Monday, July 2, 2012

Bang the Drum Slowly



When we are no longer able to change a situation, we are challenged to change ourselves. 
~Victor Frankl

But I tried didn’t I? At least I did that.
~Randall P. McMurphy- One Flew over the Cuckoo’s Nest

The Pacific Northwestern salmon beats itself bloody on its quest to travel hundreds of miles upstream against the current, with a single purpose, sex of course, but also... life
~Drew Baylor ~Elizabethtown

When I was a young man in my early teens, I became interested in a movie called “Bang the Drum Slowly.” It was a baseball movie, where Robert DeNiro plays a young catcher dying of a terminal illness, who has one last season in the majors before his illness takes him. Something about the movie and this phrase captured my imagination, and sometimes during particular moments that I thought life was moving too fast, I would repeat this phrase to myself. Bang the Drum Slowly. Slow down a little life, and let me enjoy the moment. I’ll get older soon enough.

And sure enough I did. I had all kinds of dreams as a kid that didn’t exactly materialize, but some other ones came to fruition instead. So here I sit, a psychologist, not quite old, but not exactly a young man either, trying my best to help other people realize their own dreams, or at least make the kind of changes in their lives to find some kind of happiness.

I was reminded of all of this, because this week one of my patients passed away when her heart simply didn’t work anymore. It was my first death since I’ve been a psychologist, and it hit me pretty hard. This is a letter I got from her a couple of months before she died.


I share this on these pages, because in many ways I was incredibly proud of this woman, and her willingness to make changes in her life, even as it was coming to an end. She could have simply thrown in the towel and kept on doing what she was doing, but instead she chose to try and change a few things in her life and take responsibility for her own happiness. It’s something so few of us are truly willing to do, although if you ask people they will usually tell you otherwise. What we really often want is someone else to change. In reality however, the only way we change the temperature of our own happiness in any kind of lasting way, is to make some internal changes in ourselves. The people and places can and do change, but in the confines of our inner worlds, the song remains the same. Confronting and changing these inner workings is difficult work, and in this case, a very brave woman was able to do this. Right at the end of her life, sure, but still, much like McMurphy in Cuckoos’s Nest, she tried goddamnit. At least she did that.

The saddest part of the story was that she had so little time left after she decided to make these changes in her life, and I couldn’t help but wonder why the drum couldn’t have beat a little more slowly for her.

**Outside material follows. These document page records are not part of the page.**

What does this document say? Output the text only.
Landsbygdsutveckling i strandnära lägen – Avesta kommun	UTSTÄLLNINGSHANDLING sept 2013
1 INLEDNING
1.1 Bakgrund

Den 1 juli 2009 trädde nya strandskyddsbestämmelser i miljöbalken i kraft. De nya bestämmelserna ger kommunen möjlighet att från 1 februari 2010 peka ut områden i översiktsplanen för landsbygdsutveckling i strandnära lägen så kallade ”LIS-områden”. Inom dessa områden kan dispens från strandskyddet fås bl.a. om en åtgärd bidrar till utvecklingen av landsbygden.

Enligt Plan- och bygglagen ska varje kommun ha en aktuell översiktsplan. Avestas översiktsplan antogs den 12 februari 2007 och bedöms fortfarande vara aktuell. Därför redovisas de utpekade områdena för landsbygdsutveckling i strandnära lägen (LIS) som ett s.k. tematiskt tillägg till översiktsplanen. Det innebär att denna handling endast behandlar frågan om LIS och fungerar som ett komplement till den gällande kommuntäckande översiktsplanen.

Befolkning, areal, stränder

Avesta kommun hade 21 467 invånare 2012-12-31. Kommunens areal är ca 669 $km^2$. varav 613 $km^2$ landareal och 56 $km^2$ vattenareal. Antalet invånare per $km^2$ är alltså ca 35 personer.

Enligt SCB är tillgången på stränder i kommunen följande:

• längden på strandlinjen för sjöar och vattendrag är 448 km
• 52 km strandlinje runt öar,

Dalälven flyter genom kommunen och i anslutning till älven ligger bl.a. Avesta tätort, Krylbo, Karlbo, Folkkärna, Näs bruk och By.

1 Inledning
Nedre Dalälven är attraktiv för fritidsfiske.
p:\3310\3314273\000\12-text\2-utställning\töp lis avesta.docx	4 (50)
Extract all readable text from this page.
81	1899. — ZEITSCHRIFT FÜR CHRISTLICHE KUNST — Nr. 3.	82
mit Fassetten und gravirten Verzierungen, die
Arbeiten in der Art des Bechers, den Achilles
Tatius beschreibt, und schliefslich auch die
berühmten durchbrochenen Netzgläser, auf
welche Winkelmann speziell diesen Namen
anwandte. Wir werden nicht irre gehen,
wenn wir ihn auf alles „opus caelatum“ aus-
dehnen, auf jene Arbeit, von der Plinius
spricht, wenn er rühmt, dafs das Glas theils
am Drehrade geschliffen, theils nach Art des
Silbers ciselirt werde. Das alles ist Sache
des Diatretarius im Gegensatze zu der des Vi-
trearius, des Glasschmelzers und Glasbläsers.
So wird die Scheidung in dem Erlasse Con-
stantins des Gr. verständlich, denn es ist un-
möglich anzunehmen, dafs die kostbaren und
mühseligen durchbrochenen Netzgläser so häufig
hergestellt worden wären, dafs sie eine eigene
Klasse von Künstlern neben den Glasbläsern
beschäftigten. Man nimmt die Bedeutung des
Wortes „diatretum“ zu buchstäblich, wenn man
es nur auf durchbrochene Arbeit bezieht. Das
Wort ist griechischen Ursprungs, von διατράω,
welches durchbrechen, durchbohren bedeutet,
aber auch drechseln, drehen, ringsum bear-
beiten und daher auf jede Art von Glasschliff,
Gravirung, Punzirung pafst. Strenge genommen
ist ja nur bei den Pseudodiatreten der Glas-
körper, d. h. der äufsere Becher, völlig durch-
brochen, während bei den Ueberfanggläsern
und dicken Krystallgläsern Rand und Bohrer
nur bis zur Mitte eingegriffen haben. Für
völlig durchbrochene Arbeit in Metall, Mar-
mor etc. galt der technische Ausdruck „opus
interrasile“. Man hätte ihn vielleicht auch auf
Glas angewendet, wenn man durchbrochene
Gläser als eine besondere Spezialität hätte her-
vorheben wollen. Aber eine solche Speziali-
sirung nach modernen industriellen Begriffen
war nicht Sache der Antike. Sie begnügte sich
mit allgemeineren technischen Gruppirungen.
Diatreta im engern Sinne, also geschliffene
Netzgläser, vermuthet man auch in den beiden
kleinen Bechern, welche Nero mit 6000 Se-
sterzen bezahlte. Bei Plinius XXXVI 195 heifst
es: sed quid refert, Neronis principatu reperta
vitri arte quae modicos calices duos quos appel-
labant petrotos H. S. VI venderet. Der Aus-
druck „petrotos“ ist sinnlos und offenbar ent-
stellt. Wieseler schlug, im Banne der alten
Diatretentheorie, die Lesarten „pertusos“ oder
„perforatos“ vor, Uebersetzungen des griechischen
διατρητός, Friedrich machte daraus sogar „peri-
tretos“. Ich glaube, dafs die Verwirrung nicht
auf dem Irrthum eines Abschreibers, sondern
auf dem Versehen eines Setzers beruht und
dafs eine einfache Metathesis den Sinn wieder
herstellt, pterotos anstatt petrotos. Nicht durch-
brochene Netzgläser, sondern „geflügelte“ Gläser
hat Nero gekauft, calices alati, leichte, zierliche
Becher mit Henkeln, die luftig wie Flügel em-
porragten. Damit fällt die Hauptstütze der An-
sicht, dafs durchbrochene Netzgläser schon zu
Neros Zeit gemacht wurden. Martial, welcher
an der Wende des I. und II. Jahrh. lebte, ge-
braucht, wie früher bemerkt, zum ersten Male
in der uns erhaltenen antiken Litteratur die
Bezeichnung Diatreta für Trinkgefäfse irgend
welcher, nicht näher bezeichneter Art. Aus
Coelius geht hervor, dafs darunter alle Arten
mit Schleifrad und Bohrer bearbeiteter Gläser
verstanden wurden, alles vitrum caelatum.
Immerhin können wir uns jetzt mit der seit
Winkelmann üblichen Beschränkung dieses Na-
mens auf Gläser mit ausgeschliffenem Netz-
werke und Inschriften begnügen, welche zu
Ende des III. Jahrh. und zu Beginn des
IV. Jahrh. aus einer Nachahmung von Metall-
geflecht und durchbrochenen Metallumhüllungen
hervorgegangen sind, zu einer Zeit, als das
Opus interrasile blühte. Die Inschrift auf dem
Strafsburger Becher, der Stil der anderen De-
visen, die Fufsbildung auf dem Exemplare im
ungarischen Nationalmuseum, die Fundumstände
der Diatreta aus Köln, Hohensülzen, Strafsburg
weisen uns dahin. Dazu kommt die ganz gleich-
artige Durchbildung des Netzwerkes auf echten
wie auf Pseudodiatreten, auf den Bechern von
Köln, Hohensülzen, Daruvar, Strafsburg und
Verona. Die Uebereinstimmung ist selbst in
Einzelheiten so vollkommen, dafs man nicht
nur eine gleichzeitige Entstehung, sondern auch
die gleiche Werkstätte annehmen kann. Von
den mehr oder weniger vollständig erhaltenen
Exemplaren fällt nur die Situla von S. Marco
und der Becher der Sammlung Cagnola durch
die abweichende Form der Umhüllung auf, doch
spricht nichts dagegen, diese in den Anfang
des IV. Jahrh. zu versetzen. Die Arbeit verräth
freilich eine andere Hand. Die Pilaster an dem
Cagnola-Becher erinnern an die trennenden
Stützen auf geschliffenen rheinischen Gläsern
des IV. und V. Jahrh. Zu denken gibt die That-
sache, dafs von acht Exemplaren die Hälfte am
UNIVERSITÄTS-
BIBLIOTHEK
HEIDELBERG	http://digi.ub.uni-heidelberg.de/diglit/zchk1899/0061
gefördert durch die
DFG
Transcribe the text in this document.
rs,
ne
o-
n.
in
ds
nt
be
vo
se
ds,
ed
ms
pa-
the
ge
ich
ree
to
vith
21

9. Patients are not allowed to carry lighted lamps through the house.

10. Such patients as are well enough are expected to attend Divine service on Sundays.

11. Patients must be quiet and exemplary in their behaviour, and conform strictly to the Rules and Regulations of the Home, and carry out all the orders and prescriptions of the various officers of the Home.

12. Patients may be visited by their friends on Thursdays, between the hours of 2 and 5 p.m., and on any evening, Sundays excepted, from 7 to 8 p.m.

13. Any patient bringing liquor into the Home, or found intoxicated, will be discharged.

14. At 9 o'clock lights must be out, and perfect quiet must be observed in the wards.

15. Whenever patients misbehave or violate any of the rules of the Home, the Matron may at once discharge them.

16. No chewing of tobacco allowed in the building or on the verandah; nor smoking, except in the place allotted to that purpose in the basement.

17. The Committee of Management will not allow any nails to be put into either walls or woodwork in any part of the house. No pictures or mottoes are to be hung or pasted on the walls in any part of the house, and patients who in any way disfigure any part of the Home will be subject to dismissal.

So much of life seems to work like this. We thrash and we struggle and we flail, and in the end we find we held the keys to our own prisons the whole time. This woman found this out at the end of her life, and, although I wished for her to have more time to enjoy herself,  maybe I missed the whole point.  Maybe the happiness she found at the end of her life was the culmination of a lot of suffering that eventually crystallized into wisdom. Although it would be nice to think we can have one without the other, I’m not completely sure that’s how it works. In any case, she found her peace at the end, and, in dying, left me with my own new lessons to contemplate. Am I taking responsibility for my own happiness, or have I grown complacent and cynical? Am I actually walking the walk, or am I just saying the words? These are questions we should ask ourselves again and again, and personally I’m starting today. Thank you for this one last lesson my friend.